The inherent challenge with both of these models is that they are going back to shore up a deficient skill. As a result, there needs to be a laser focus on technical skills that are needed right now versus over the balance of a career. In addition, there is also quite a bit of educational debt that must also be repaid before these skill changers are able to achieve the American Dream. The reality is, for some subset of the population, it’s not realistic to level up their skills if they need to stay current on their bills.
On the other side of the coin is the idea that it is better to invest in developing technology skills gradually over time. In this state of the world, if tech continues its economic and professional dominance, the child who will eventually become an adult will be well prepared professionally. This would seem to be the more rational and logical approach. However, as we previously discussed, it can be pretty hard for people to effectively plan for the long term especially if they aren’t quite sure that technology is going to be a useful skill.
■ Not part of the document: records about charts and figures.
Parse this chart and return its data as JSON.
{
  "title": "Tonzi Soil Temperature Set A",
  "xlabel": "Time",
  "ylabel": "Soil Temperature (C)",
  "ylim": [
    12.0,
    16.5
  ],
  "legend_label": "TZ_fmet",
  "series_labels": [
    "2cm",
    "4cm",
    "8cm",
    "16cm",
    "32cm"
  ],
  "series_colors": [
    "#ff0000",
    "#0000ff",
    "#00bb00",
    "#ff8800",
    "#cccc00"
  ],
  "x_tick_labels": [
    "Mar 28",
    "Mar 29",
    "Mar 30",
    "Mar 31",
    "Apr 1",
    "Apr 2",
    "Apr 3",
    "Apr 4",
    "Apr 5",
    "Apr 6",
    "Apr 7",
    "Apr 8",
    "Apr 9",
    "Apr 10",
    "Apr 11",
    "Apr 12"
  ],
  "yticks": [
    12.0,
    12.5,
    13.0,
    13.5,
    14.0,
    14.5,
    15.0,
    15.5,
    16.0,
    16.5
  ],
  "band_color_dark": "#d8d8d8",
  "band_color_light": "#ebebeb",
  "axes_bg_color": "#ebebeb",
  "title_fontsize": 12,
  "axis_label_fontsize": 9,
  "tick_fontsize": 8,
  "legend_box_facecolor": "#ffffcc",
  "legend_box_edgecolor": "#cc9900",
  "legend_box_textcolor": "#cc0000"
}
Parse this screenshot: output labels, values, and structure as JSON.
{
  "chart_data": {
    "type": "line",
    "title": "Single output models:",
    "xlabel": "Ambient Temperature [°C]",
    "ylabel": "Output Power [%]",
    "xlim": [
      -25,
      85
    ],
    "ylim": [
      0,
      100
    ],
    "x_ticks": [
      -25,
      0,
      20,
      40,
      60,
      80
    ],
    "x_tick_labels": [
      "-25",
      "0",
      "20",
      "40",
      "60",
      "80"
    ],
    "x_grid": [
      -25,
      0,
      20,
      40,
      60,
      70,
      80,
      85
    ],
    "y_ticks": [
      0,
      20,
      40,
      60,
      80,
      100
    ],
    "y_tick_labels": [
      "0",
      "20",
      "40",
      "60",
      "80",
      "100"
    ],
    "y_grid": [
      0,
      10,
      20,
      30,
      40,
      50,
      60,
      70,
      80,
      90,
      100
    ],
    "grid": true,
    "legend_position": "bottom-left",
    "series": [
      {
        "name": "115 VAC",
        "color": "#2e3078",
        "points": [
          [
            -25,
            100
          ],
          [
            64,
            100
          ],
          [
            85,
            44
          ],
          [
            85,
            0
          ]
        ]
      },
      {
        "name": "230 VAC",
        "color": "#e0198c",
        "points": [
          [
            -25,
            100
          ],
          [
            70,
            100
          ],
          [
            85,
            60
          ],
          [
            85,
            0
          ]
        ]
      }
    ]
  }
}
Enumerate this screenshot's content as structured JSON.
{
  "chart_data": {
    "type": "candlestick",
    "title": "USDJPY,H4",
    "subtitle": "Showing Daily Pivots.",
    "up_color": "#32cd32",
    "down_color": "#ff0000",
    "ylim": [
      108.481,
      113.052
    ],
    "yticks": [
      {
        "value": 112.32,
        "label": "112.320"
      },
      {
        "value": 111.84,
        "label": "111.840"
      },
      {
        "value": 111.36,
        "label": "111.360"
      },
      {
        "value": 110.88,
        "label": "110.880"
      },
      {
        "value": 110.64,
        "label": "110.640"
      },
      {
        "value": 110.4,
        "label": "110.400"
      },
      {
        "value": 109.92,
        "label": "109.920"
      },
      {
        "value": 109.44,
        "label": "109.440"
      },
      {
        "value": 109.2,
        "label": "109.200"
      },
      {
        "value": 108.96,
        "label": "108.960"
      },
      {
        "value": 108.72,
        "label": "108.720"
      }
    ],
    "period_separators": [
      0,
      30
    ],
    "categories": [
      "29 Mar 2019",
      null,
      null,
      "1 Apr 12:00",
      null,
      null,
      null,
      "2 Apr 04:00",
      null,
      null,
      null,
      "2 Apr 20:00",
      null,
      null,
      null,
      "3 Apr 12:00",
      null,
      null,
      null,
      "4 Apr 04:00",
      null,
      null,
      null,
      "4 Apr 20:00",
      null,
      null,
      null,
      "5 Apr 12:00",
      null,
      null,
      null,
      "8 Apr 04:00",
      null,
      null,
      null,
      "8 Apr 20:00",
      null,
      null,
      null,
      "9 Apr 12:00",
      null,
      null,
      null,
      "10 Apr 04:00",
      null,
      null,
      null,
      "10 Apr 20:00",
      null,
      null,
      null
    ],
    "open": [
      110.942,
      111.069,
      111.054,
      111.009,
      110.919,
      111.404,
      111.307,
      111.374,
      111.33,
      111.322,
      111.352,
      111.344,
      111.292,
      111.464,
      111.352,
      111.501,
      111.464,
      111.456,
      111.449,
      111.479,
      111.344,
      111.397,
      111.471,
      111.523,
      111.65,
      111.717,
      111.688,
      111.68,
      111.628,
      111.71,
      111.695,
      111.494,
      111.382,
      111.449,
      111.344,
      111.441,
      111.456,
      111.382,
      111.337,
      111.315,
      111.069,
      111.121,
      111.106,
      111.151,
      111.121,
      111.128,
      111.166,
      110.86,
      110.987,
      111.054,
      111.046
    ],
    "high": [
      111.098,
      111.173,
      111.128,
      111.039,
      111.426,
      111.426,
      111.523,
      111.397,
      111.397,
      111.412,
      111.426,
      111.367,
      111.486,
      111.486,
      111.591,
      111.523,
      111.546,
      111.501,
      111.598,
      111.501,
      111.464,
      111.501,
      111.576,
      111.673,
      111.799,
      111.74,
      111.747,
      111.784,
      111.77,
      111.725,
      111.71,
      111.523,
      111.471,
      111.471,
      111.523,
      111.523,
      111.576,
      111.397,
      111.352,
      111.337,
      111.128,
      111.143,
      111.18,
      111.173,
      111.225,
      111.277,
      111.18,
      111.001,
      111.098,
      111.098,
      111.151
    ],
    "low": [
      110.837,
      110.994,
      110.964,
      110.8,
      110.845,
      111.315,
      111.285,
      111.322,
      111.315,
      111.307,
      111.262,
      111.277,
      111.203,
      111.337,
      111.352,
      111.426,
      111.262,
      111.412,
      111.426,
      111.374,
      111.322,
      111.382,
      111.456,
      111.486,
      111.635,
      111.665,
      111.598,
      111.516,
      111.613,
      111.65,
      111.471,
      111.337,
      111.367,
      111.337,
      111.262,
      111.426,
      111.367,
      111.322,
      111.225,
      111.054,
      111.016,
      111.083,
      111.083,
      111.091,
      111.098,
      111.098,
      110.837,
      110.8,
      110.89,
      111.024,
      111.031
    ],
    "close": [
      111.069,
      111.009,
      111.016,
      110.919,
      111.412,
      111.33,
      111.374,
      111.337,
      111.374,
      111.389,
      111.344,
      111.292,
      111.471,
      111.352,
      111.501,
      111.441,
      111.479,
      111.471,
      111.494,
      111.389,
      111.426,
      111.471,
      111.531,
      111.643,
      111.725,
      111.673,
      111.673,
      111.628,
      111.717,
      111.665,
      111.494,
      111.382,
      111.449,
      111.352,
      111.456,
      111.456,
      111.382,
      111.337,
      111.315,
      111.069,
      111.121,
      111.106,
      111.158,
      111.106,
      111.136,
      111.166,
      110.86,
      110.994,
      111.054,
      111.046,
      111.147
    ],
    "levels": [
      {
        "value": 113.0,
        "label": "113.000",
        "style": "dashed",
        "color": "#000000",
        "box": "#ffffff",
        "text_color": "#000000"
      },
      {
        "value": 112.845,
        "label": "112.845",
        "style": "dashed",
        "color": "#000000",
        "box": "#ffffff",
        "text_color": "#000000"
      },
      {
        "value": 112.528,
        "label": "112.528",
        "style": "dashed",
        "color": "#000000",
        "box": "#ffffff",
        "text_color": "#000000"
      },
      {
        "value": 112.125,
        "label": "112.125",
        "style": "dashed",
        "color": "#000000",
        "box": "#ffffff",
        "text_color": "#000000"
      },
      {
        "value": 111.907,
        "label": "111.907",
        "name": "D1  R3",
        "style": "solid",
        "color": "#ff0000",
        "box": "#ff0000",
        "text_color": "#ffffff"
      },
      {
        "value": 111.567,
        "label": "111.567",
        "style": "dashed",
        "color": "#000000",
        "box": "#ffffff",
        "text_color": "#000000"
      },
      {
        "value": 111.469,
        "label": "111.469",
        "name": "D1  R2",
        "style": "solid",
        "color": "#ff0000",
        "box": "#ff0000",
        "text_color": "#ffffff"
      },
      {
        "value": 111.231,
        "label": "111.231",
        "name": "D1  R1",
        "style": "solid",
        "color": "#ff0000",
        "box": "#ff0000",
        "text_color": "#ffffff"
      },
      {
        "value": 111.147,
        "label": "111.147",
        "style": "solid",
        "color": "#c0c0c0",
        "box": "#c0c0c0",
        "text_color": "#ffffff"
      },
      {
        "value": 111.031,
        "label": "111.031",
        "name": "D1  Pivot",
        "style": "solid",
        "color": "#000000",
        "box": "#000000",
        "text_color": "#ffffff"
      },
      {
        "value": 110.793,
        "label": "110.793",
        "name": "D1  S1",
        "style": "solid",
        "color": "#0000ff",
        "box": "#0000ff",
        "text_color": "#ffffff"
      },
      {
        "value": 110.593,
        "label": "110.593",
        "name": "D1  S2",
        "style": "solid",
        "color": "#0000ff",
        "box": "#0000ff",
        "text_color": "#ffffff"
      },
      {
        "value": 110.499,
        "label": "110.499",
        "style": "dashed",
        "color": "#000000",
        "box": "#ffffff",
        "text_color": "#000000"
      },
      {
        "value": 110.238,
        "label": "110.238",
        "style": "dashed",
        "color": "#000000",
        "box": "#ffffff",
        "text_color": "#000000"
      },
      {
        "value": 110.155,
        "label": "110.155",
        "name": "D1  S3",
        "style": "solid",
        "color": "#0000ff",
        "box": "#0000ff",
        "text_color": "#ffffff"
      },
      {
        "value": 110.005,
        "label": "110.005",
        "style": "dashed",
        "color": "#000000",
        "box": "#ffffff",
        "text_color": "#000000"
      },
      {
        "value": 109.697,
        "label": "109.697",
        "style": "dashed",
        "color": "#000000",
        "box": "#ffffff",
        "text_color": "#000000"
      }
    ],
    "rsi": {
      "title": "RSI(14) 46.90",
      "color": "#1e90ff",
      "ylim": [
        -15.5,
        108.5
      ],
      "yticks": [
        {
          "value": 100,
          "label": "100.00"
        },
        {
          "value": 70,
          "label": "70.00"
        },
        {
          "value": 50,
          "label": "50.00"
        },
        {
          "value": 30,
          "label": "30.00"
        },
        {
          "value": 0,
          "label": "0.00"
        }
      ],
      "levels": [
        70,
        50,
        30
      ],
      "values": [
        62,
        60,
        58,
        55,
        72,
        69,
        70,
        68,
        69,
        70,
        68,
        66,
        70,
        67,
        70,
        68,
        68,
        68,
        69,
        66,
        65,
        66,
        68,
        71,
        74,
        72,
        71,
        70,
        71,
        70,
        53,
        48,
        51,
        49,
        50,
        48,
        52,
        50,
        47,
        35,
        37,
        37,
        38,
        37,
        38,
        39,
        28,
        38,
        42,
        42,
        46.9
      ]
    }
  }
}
Perhaps, there is a 3rd approach that recognizes the longer term impact of technology while also providing the right preparation without parents feeling as though they are pigeonholing their kids into a career in technology. As we see it, technology is the most efficient and effective platform to positively impact the world across a wide variety of industries. However, specific technologies are notoriously fickle and can often change quite dramatically in a very short period of time. Raise your hand if you predicted the meteoric rise of cryptocurrency?
In essence, what should be valued most with kids education is a focus on creative problem solving. We believe that those who are able to develop this skill will be most successful going forward. Utilizing technology as a platform for this learning and development is our preferred approach at Digital Adventures. However, what is most important is that this skill is cultivated in kids over the long term as this will allow kids to learn, unlearn and relearn as they progress throughout their careers.